4 Discussion and Conclusions

This paper has provided experimental and numerical data on a novel sandwich decking (SD) structural system incorporating a calcium silicate ceiling (CSB), continuous steel decking and a fibre cement board (FCB) trafficable floor. This system could potentially be used as an innovative flooring system in a wide variety of industries due to the ease of construction, lack of wet work, limited skills and equipment needed by installers and a suitable fire rating. However, acoustic performance may need to be enhanced depending on requirements.

Past work on the SD has lacked large-scale experimental data, especially that incorporating loaded samples at elevated temperatures, leading to uncertainties regarding its resistance and behaviour. The large-scale experimental test showed that integrity and structural resistance were maintained throughout a 60-min standard fire test. Insulation resistance requirements were exceeded at around 57 min. Minor cracking occurred across the CSB, with extensive cracking on the top FCB.

The steel decking, which provides a significant proportion of the structural resistance, attained a temperature of around 500°C in both the numerical model and experimental test at 60 min. Based on typical material reduction factors it appears that structural strength will still be sufficient, consistent with fact that structural resistance was maintained throughout the test.

Numerical models provide consistent predictions for the majority of positions. However, differences are observed at the top of the FCB and inner cavity locations. As noted above, it is believed this difference is influenced by the presence of the sandbags acting as a heatsink, moisture in the sandbags, the deformation of the decking leading to changing interactions, and uncertainty in material properties at elevated temperatures. Further research is required to quantify these effects. Numerical models have indicated a lower insulation resistance rating of around 42 min, providing a more conservative estimate of performance. It was not physically possible to load the sample in a different way, but further work should rather base the estimated insulation resistance on the lower value until further information is available. Also, changes in connectivity between elements over time should be considered and the extent to which it influence heat transfer.
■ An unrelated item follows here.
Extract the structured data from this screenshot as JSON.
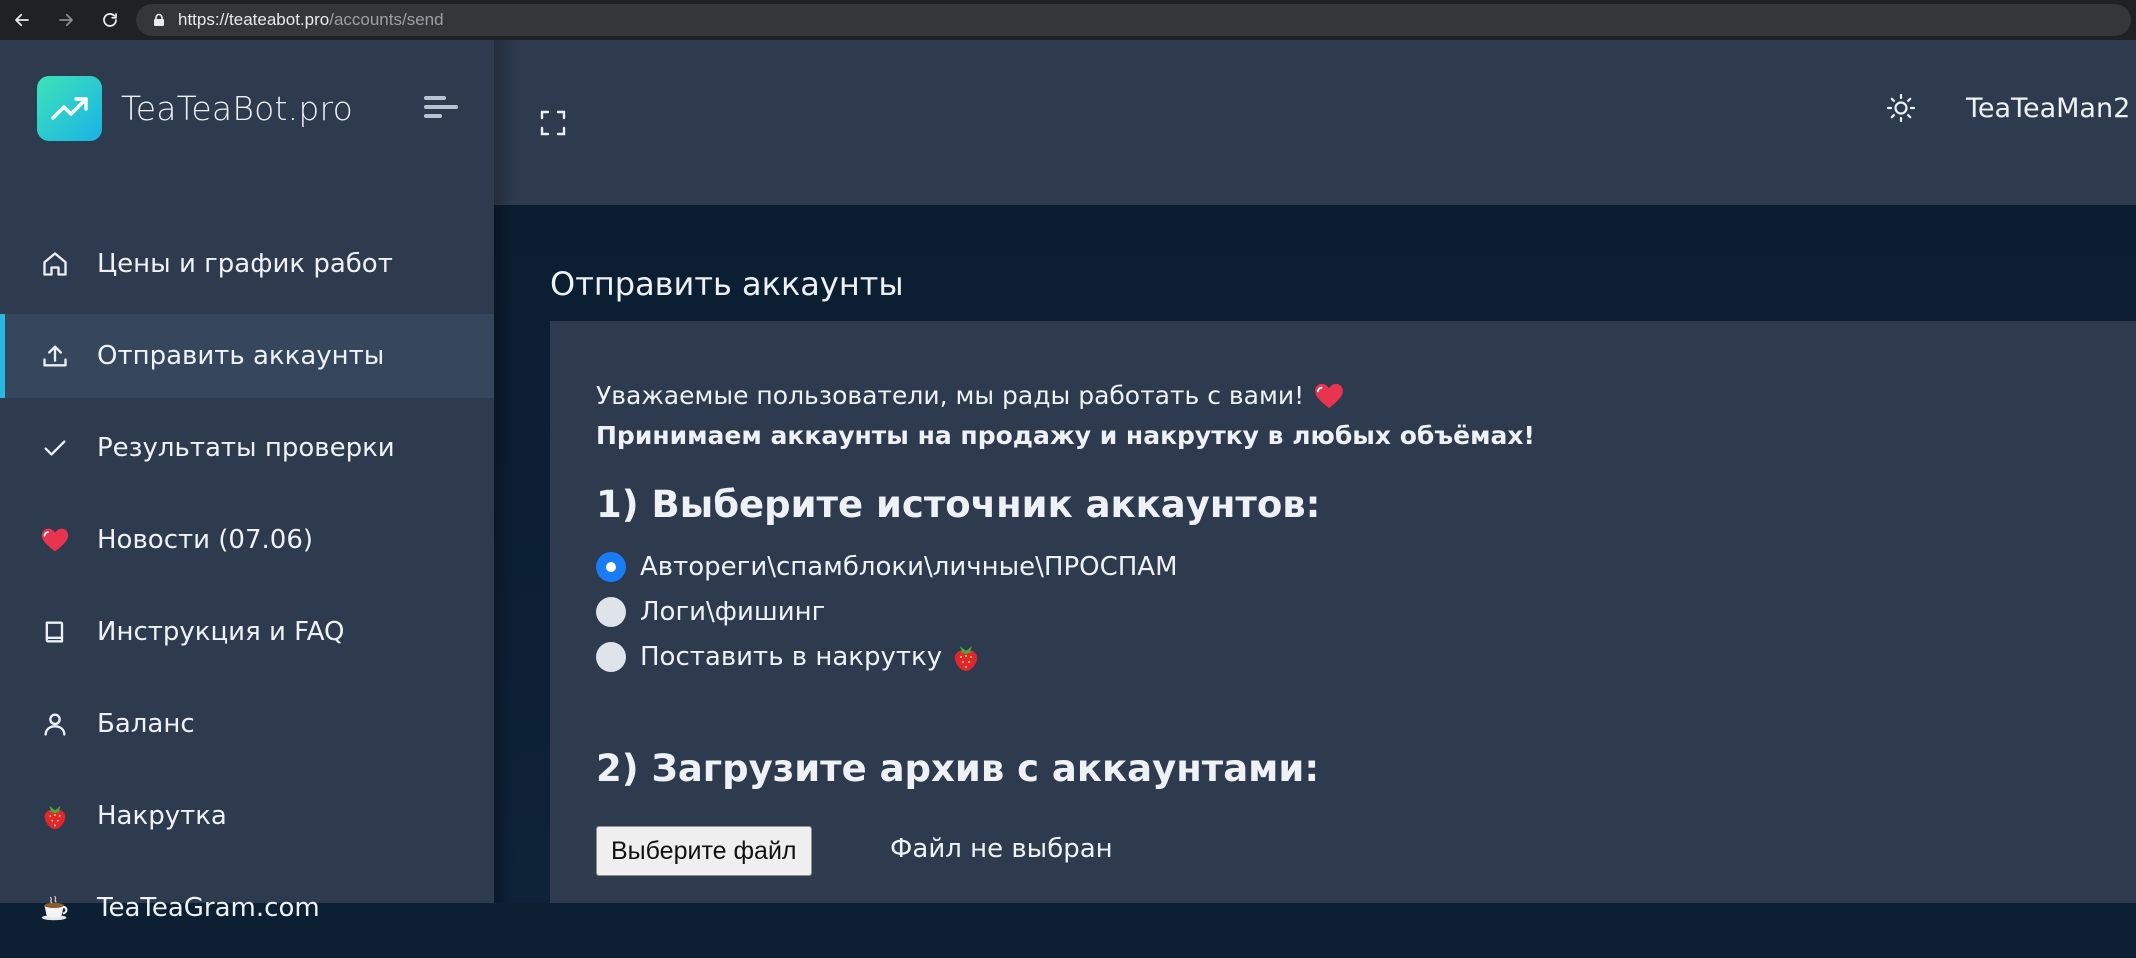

A number of recommendations are proposed for enhancing the system:

  • Utilising a 12 mm or 20 mm FCB for the floor surface. This will significantly improve the insulation and structural resistance of the SD. Also, based on conversations with contractors it has been identified that the 9 mm board may be susceptible to punching from point loads. Hence, both fire and practical considerations can be addressed through this modification.
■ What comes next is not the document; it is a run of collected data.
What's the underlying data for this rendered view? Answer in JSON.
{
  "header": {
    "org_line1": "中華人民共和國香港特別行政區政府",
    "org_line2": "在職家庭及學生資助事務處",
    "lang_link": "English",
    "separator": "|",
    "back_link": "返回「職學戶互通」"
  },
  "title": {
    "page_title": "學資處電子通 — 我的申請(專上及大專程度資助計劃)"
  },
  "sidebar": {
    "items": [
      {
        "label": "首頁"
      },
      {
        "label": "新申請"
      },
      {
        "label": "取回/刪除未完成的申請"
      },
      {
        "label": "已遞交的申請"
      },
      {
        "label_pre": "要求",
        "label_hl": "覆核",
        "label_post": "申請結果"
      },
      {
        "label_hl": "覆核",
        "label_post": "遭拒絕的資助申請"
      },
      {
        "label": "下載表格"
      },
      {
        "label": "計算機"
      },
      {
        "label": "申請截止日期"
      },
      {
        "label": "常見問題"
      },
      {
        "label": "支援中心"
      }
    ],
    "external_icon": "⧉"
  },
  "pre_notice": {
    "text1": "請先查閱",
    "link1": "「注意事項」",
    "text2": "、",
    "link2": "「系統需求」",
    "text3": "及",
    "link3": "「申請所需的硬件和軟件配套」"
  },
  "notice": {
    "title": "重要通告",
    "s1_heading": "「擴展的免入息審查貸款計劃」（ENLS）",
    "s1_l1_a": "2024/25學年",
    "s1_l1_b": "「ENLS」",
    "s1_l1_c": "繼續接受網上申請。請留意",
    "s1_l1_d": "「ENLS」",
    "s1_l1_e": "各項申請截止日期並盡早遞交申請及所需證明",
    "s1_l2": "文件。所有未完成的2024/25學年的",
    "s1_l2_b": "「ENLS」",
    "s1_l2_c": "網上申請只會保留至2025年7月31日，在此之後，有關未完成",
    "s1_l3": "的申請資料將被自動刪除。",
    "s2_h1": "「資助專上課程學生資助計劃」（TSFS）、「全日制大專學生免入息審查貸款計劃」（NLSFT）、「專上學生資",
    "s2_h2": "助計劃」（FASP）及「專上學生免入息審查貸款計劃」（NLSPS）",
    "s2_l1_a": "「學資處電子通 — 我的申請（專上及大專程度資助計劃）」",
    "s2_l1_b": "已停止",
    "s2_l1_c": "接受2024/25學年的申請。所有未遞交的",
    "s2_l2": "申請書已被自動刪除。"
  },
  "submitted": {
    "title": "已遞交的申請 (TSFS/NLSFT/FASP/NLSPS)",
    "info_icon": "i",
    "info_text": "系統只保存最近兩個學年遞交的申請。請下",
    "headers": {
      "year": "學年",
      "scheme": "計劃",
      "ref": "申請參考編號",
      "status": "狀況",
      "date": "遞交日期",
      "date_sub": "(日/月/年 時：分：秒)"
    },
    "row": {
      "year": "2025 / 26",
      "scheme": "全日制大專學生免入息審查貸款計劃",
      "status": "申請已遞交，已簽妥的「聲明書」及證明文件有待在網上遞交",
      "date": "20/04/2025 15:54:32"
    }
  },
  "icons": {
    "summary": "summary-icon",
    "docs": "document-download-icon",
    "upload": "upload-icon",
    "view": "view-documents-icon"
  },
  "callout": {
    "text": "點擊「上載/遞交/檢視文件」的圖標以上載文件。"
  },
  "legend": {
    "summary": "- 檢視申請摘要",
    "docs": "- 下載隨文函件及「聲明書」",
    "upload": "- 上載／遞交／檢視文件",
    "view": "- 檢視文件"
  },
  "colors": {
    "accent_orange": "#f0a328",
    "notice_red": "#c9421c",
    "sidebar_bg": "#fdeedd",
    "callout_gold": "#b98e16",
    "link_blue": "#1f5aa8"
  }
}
  • In a preliminary calibration test, structural collapse was observed after the ceiling was damaged, and hot gases penetrated the plenum and heated up the steel decking. This highlights the need to firestop any penetrations in the system.

  • In Fig. 4 it shows how the decking is continuous under support beams, but the FCB is cut at the position of supporting steel channels. This may lead to the channels becoming heated based on measured temperatures at the underside of the FCB. It is proposed that the FCB should rather be continued underneath support beams to provide additional insulation.